Her yıl en az yedi milyon insan, hava kirliliği nedeniyle hayatını kaybediyor. Hava kirliliğinin %90’ı enerji üretimiyle bağlantılıdır. Bu durum, hem insan sağlığını hem de çevreyi olumsuz etkiliyor. Küresel ısınma ise iklim değişikliğine dair büyük bir tehdit oluşturuyor. Bilim insanları, küresel sıcaklık artışını 1,5°C ile sınırlamak için 2030 yılına kadar sera gazı emisyonlarının %80’inin ortadan kaldırılması gerektiğini vurguluyor.

Karbon Yakalama Teknolojisinin Sınırları

Jacobson’a göre, karbon yakalama teknolojisi ve benzeri çözümler, fosil yakıt endüstrisi tarafından destekleniyor. Bu endüstrinin amacı, kömür, petrol ve fosil gaz kullanımına devam etmektir. Karbon yakalama ile yakalanan karbondioksitin %82’sinin petrol çıkarımını artırmak için kullanıldığı da biliniyor. Bu süreçte, yakalanan karbondioksitin %30 ila %40’ı doğrudan atmosfere geri salınıyor. Elde edilen ekstra petrol nedeniyle bu oranın toplamda %50 ila %120’ye kadar çıkması, karbon yakalamanın ne denli etkisiz olduğunu gösteriyor.

Alternatif Enerji Çözümleri

Jacobson, yeni nesil nükleer enerji çözümlerinin de etkili olmadığını belirtiyor. Nükleer santrallerin tam kapasitede faaliyete geçmesi genellikle 10 ila 21 yıl arasında sürmektedir ki bu, acil çözüm gerektiren sorunlar için oldukça uzun bir süredir. Ayrıca, nükleer enerji birim maliyet açısından, rüzgar ve güneş enerjisine göre 5 ila 8 kat daha pahalıdır.

Bu noktada, rüzgar, su ve güneş enerjisi (WWS) sistemlerine odaklanmak büyük bir önem taşıyor. Bilim insanları, bu enerji sistemlerinin mevcut elektrikli araçlar, enerji depolama teknolojileri ve modern iletim hatlarıyla bir araya geldiğinde, dünya çapında düşük maliyetle üç temel sorunu çözebileceğini belirtiyor. WWS, rüzgar enerjisinden, su enerjisinden ve güneş enerjisinden elde edilen enerji kaynaklarını içeriyor.
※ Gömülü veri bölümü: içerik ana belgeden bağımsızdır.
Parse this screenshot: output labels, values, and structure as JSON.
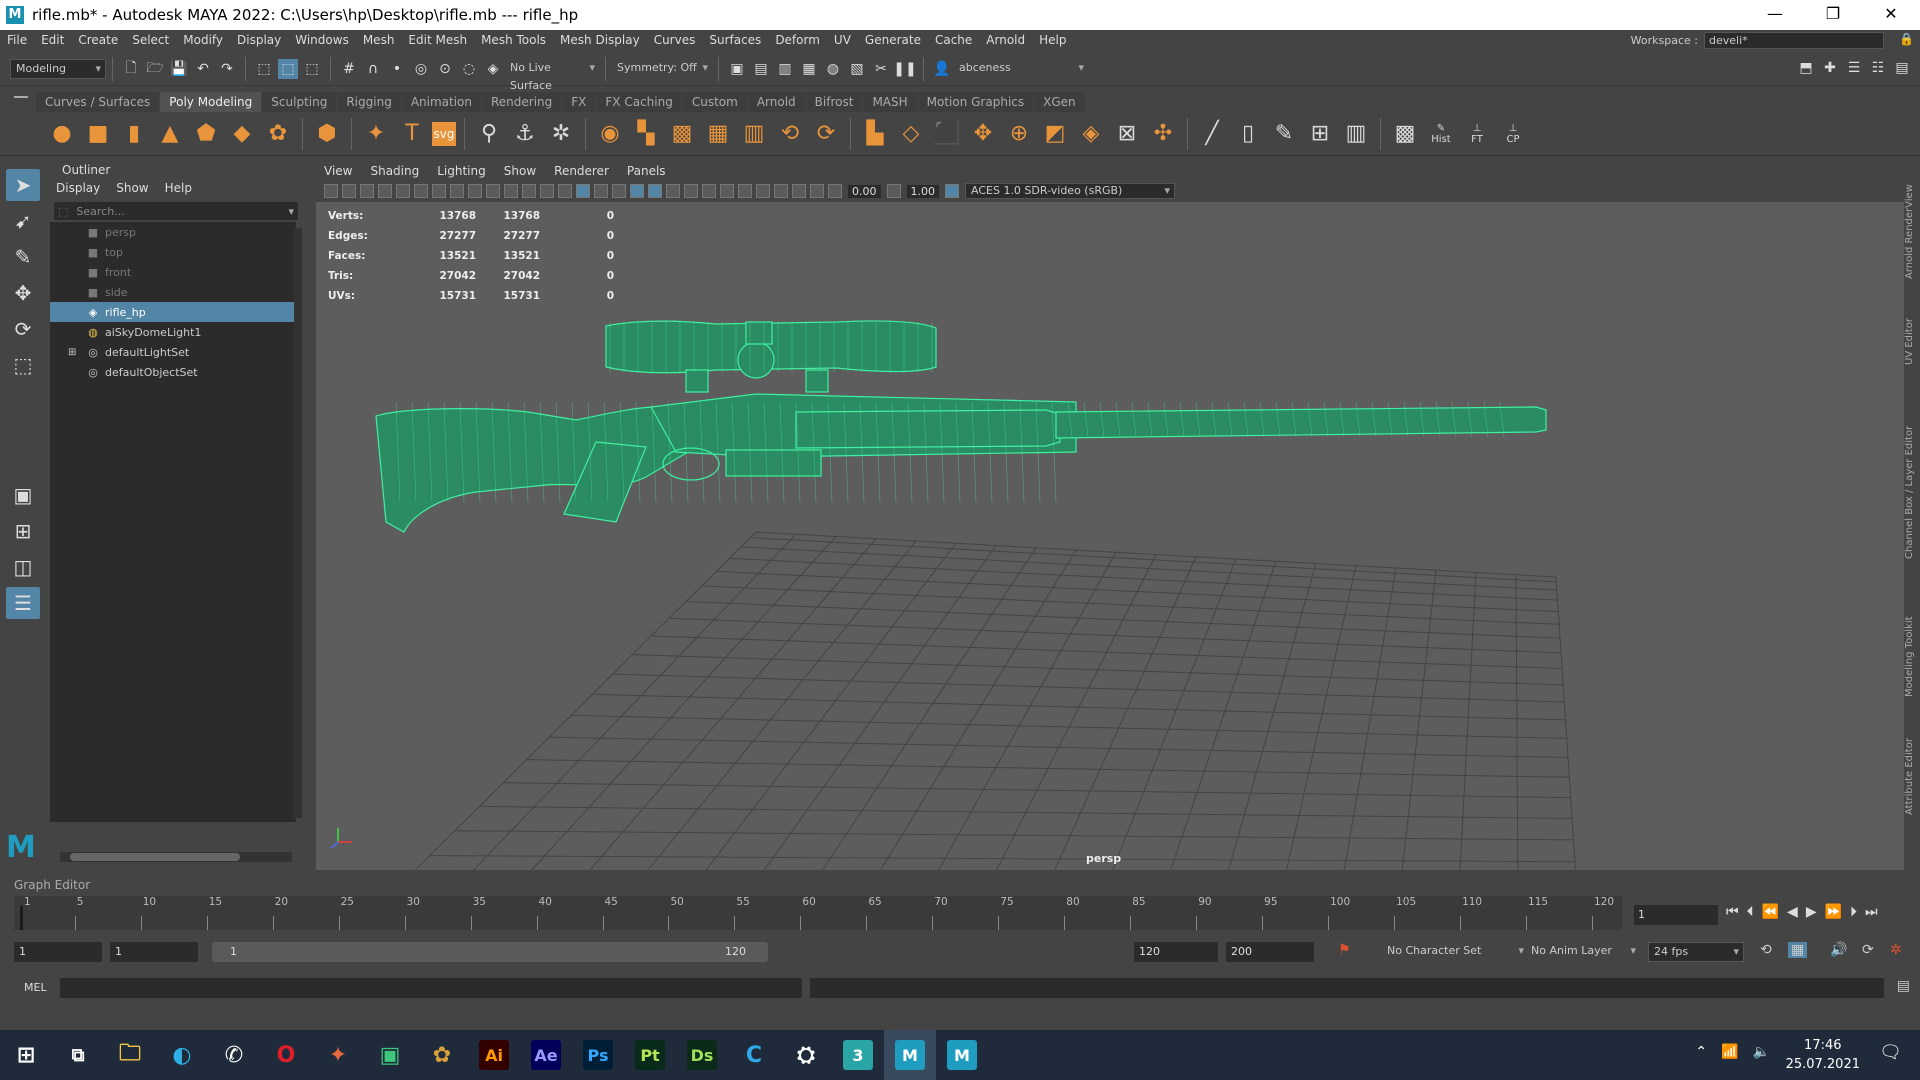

WWS Sisteminin Avantajları

WWS ile kullanılan enerji, dünya genelinde %54 oranında azalabilir. Bunun temel sebepleri arasında elektrikli araçların yakıtlı araçlara göre daha verimli olması, elektrikli ısı pompalarının daha verimli çalışması ve sanayinin elektrifikasyonu ile fosil yakıtlar için gerekli enerjinin ortadan kalkması yer alıyor. Ayrıca, WWS sistemi, birim enerji başına maliyeti %11 oranında daha da düşürerek, dünya çapında yıllık enerji maliyetlerini %60 oranında azaltabilir.

Bu bağlamda, araştırmacılar, 2050 yılına kadar küresel bir WWS sisteminin kurulabilmesi için gerekli ön sermayenin 58 trilyon dolar olacağını hesaplıyor. Ancak, yıllık 10 trilyon dolarlık enerji maliyeti tasarrufu sayesinde, geri ödeme süresinin altı yıldan daha kısa olacağı belirtiliyor.

Sonuç olarak, karbon yakalama teknolojisinin etkisizliği ve potansiyel zararları göz önünde bulundurulduğunda, yenilenebilir enerji kaynaklarına yönelmek ve bu alanda yapılacak yatırımları artırmak büyük bir gereklilik haline geliyor. İklim değişikliği ile mücadelede etkili ve sürdürülebilir çözümler geliştirmek için, bu teknolojilere odaklanmak kaçınılmazdır.